How can I show a the Cartan subalgebra being abelian implies its adjoint representation on the original Lie algebra completely commutes? I am reading a set of notes on the classification of simple Lie algebras, in which the claim is made that since $\mathfrak h\subset g$, a Cartan subalgebra is abelian it then follows that the adjoint action of $\mathfrak h$ on $\mathfrak g$ completely commutes. My attempt at showing this is the following:
$$(\text{ad}(h_1)\circ \text{ad}(h_2))(g)=[h_1,[h_2,g]]=[[h_1,h_2],g]=[[h_2,h_1],g]=[h_2,[h_1,g]]=(\text{ad}(h_2)\circ \text{ad}(h_1))(g).$$ However, the second equality relies on the fact that the algebra is associative, which isn't necessarily true for a Lie algebra. I'm also concerned that since $[h_1,h_2]=0$ this doesn't make sense. Is there a simple way to see this?

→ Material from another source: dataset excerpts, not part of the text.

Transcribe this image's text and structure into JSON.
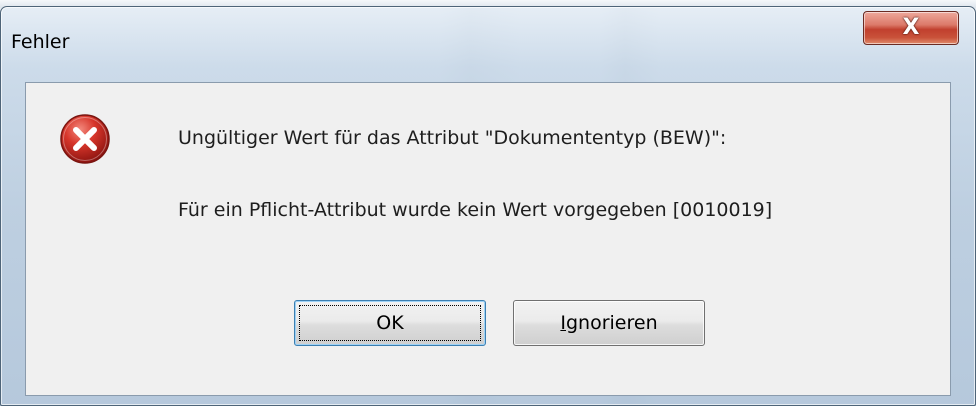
{
  "window": {
    "title": "Fehler",
    "close_glyph": "X"
  },
  "message": {
    "line1": "Ungültiger Wert für das Attribut \"Dokumententyp (BEW)\":",
    "line2": "Für ein Pflicht-Attribut wurde kein Wert vorgegeben [0010019]"
  },
  "buttons": {
    "ok_label": "OK",
    "ignore_label": "Ignorieren"
  },
  "icons": {
    "error": "error-icon",
    "close": "close-icon"
  },
  "colors": {
    "error_red": "#c8231c",
    "close_button": "#c1402e",
    "focus_border": "#3c7fb1"
  }
}
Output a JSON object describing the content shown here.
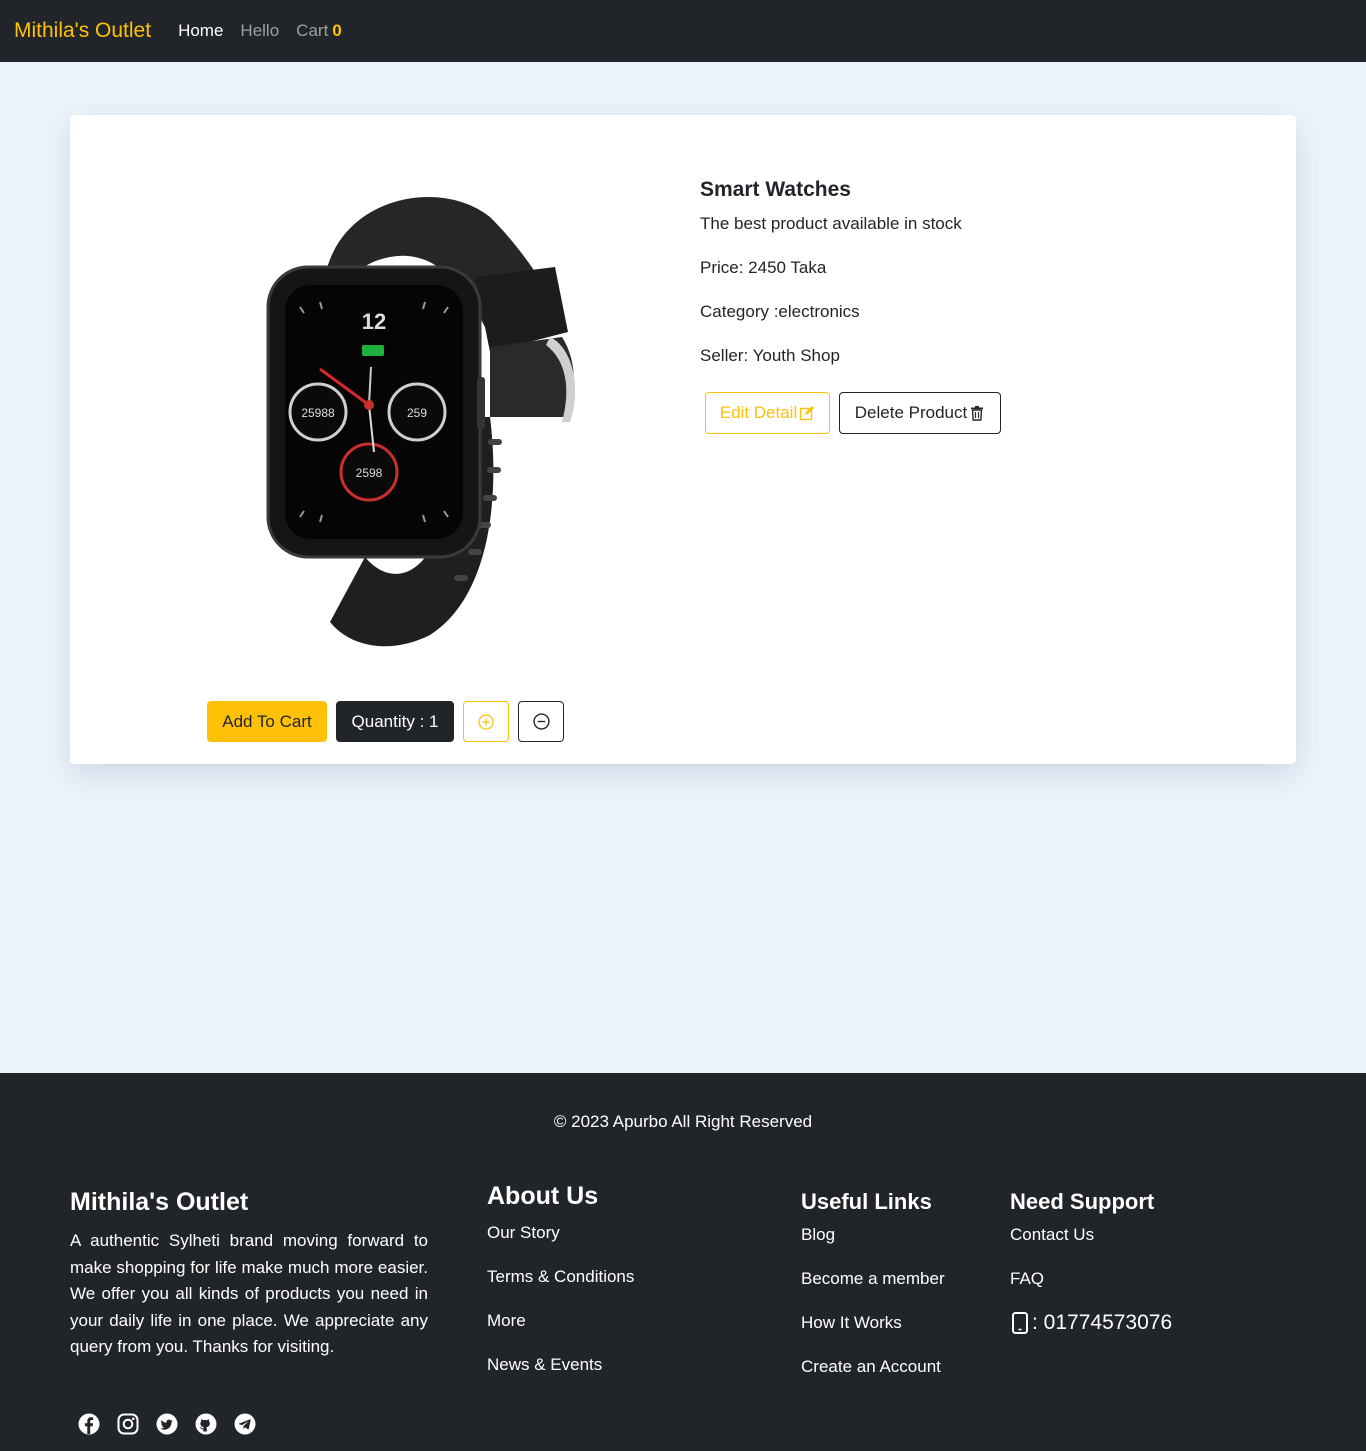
{
  "navbar": {
    "brand": "Mithila's Outlet",
    "home": "Home",
    "hello": "Hello",
    "cart_label": "Cart",
    "cart_count": "0"
  },
  "product": {
    "name": "Smart Watches",
    "description": "The best product available in stock",
    "price": "Price: 2450 Taka",
    "category": "Category :electronics",
    "seller": "Seller: Youth Shop",
    "edit_label": "Edit Detail",
    "delete_label": "Delete Product",
    "add_to_cart_label": "Add To Cart",
    "quantity_label": "Quantity : 1",
    "watch_face": {
      "time": "12",
      "left_dial": "25988",
      "right_dial": "259",
      "bottom_dial": "2598"
    }
  },
  "footer": {
    "copyright": "© 2023 Apurbo All Right Reserved",
    "brand": "Mithila's Outlet",
    "description": "A authentic Sylheti brand moving forward to make shopping for life make much more easier. We offer you all kinds of products you need in your daily life in one place. We appreciate any query from you. Thanks for visiting.",
    "about": {
      "title": "About Us",
      "links": [
        "Our Story",
        "Terms & Conditions",
        "More",
        "News & Events"
      ]
    },
    "useful": {
      "title": "Useful Links",
      "links": [
        "Blog",
        "Become a member",
        "How It Works",
        "Create an Account"
      ]
    },
    "support": {
      "title": "Need Support",
      "links": [
        "Contact Us",
        "FAQ"
      ],
      "phone": ": 01774573076"
    },
    "socials": [
      "facebook-icon",
      "instagram-icon",
      "twitter-icon",
      "github-icon",
      "telegram-icon"
    ]
  },
  "colors": {
    "accent": "#ffc107",
    "dark": "#212529",
    "background": "#edf3fb"
  }
}
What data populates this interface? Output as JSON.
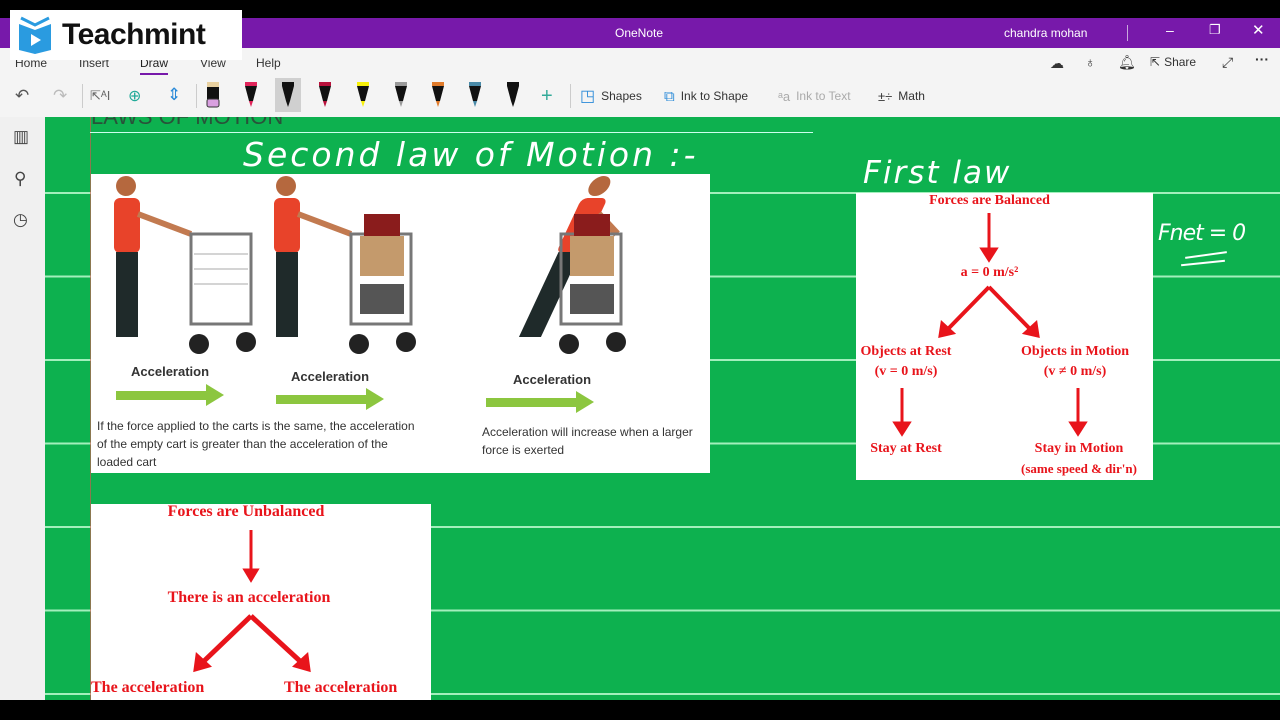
{
  "logo": {
    "text": "Teachmint"
  },
  "titlebar": {
    "app": "OneNote",
    "user": "chandra mohan"
  },
  "ribbon": {
    "tabs": [
      "Home",
      "Insert",
      "Draw",
      "View",
      "Help"
    ],
    "active_tab": "Draw",
    "share": "Share",
    "tools": {
      "shapes": "Shapes",
      "ink_to_shape": "Ink to Shape",
      "ink_to_text": "Ink to Text",
      "math": "Math"
    },
    "pens": [
      {
        "name": "eraser",
        "colors": [
          "#111111",
          "#d9a0e0"
        ]
      },
      {
        "name": "pen-pink",
        "colors": [
          "#e0245a",
          "#111111"
        ]
      },
      {
        "name": "pen-black-selected",
        "colors": [
          "#111111",
          "#ffffff"
        ]
      },
      {
        "name": "pen-crimson",
        "colors": [
          "#b8123c",
          "#111111"
        ]
      },
      {
        "name": "highlighter-yellow",
        "colors": [
          "#f7f00a",
          "#111111"
        ]
      },
      {
        "name": "pencil-gray",
        "colors": [
          "#999999",
          "#111111"
        ]
      },
      {
        "name": "pen-rainbow",
        "colors": [
          "#e07a2a",
          "#111111"
        ]
      },
      {
        "name": "pen-blue-gray",
        "colors": [
          "#4a8aa8",
          "#111111"
        ]
      },
      {
        "name": "pen-black",
        "colors": [
          "#111111",
          "#111111"
        ]
      }
    ]
  },
  "page": {
    "title": "LAWS OF MOTION",
    "handwriting": {
      "second_law": "Second law of Motion :-",
      "first_law": "First law",
      "fnet": "Fnet = 0"
    },
    "image_panel": {
      "label": "Acceleration",
      "caption_left": "If the force applied to the carts is the same, the acceleration of the empty cart is greater than the acceleration of the loaded cart",
      "caption_right": "Acceleration will increase when a larger force is exerted"
    },
    "first_law_diagram": {
      "top": "Forces are Balanced",
      "accel": "a = 0 m/s²",
      "left": "Objects at Rest",
      "left_sub": "(v = 0 m/s)",
      "right": "Objects in Motion",
      "right_sub": "(v ≠ 0 m/s)",
      "left_result": "Stay at Rest",
      "right_result": "Stay in Motion",
      "right_result_sub": "(same speed & dir'n)"
    },
    "second_law_diagram": {
      "top": "Forces are Unbalanced",
      "middle": "There is an acceleration",
      "left": "The acceleration",
      "right": "The acceleration"
    }
  },
  "colors": {
    "accent": "#7719aa",
    "page_bg": "#0db14f",
    "diagram_red": "#e8141b",
    "arrow_green": "#8cc63f",
    "shirt": "#e8432a"
  }
}
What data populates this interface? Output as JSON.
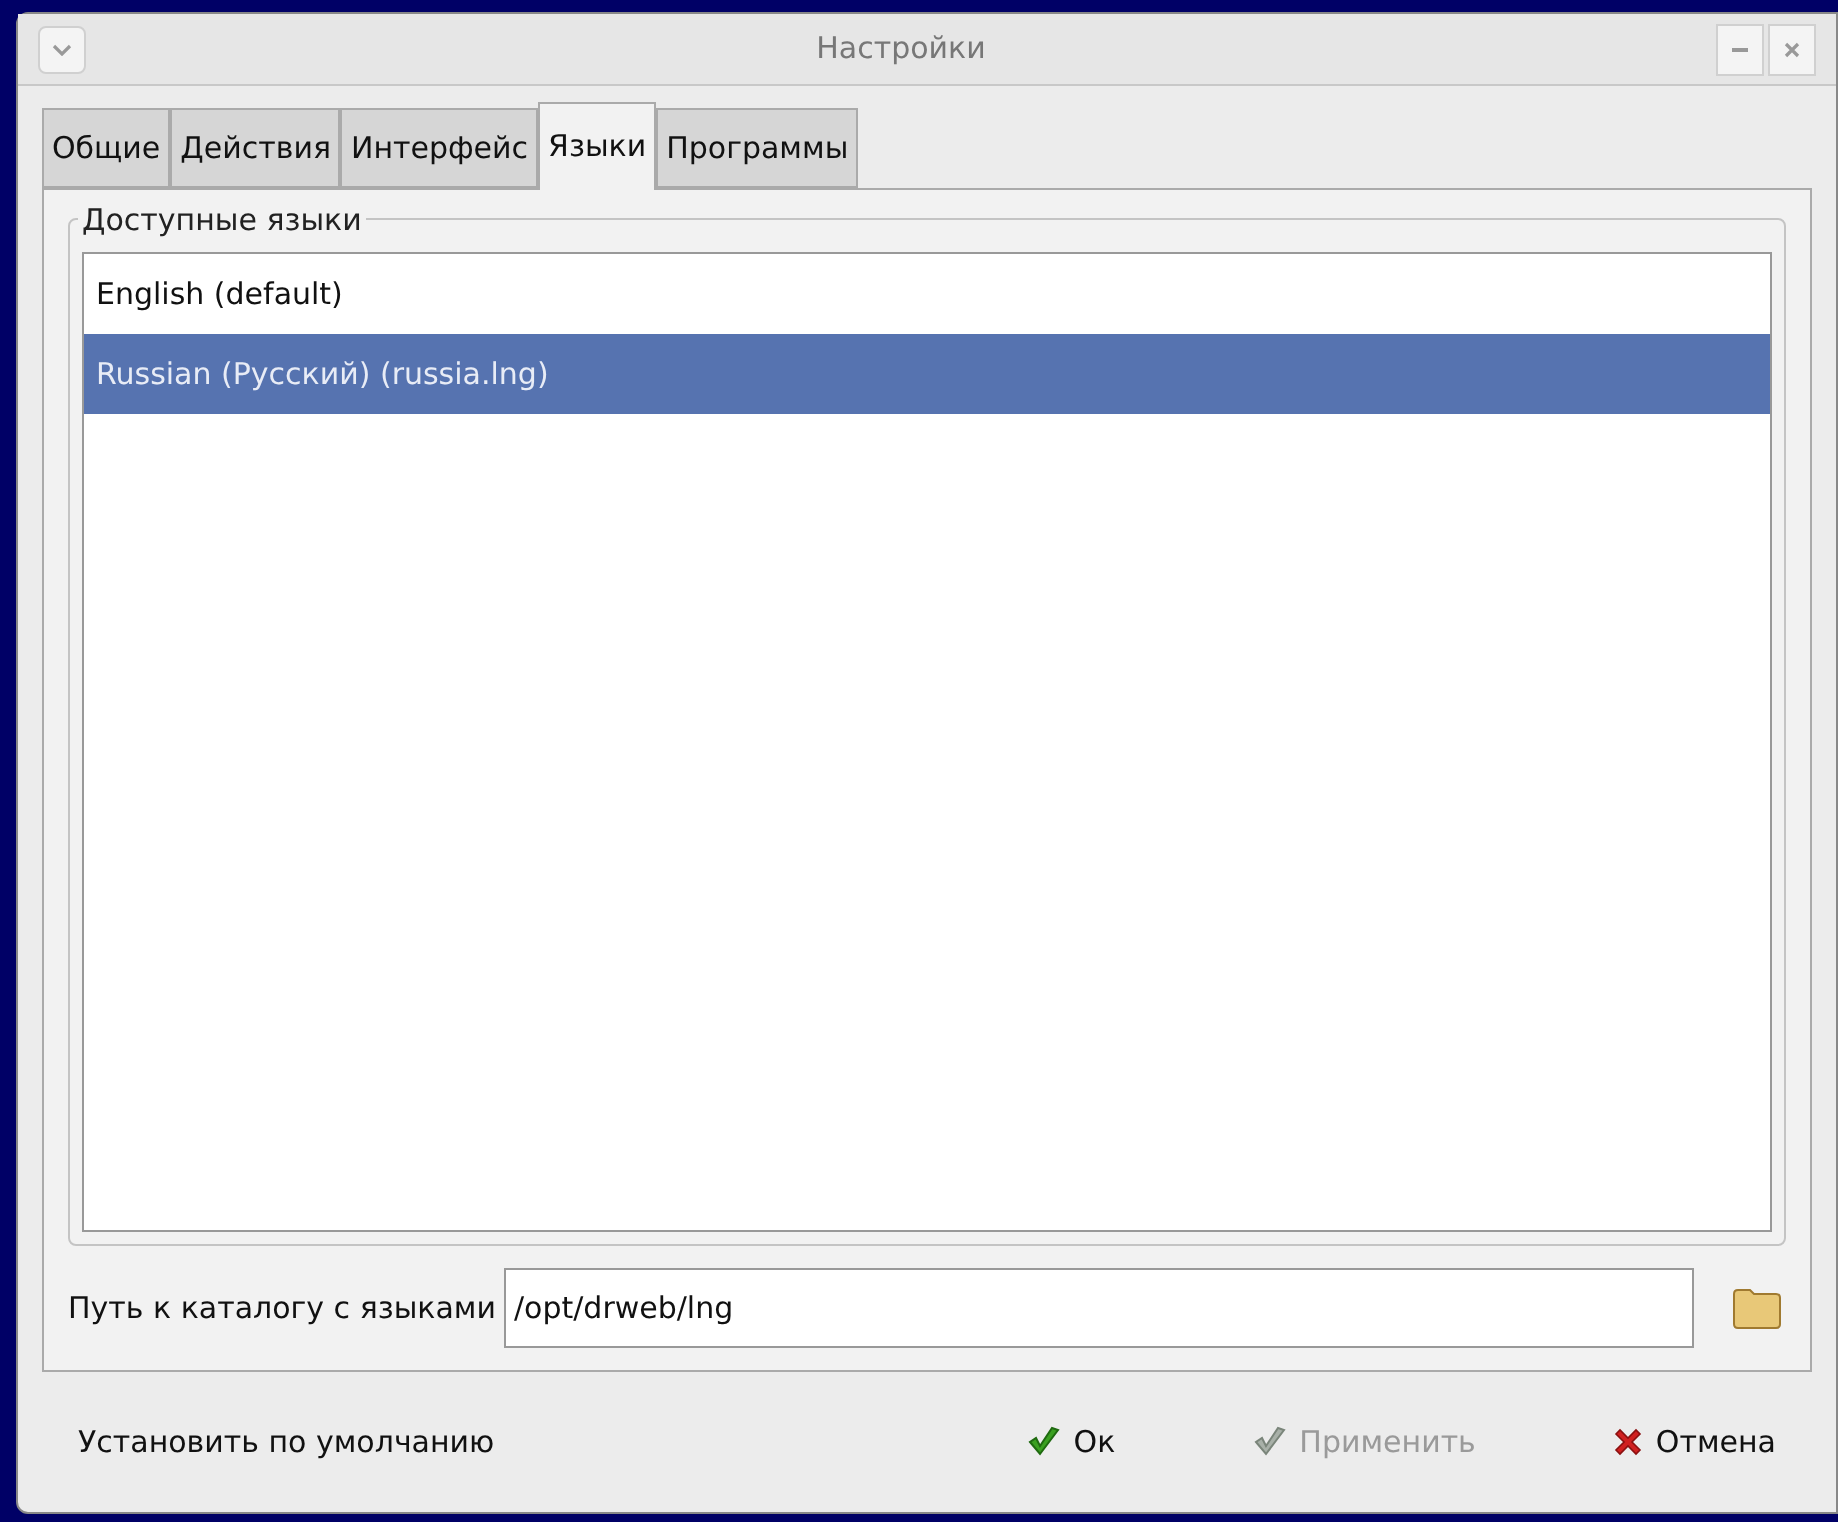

 A: As you point out yourself, the Lie bracket is in general not associative. Instead one has the Jacobi identity which tells us that
$$[h_1, [h_2, g]] + [h_2, [g, h_1]] + [g, [h_1, h_2]]].$$
Now, that $h_1, h_2$ commute means by definition that $[h_1, h_2]=0$, hence the last term is $=0$, hence
$$[h_1, [h_2, g]] = - [h_2, [g, h_1]].$$
Now use anticommutativity and bilinearity of the Lie bracket to write this as
$$= -[h_2, -[h_1, g]] = [h_2, [h_1,g]].$$

Or, since you write "adjoint action", maybe you know already (as follows from the Jacobi identity) that the adjoint action defines a Lie algebra representation, i.e.
$$ad([x,y]) =ad(x) \circ ad(y) -ad(y) \circ ad(x) \qquad \text{for all } x,y \in g,$$
and now you apply this to $h_1, h_2$ with $[h_1, h_2] = 0$.In short, if two Lie algebra elements commute, their adjoints commute.
A: You have to use a root system: write ${\cal g}={\cal h}\oplus_{\alpha\in A}g_a$ where $A$ is a root system, if $x\in {\cal g}_a, u,u'\in {\cal h}, [u,[u',x]]=a(u)a(u')x$, if $x\in {\cal h}, [u,[u',x]]=0$.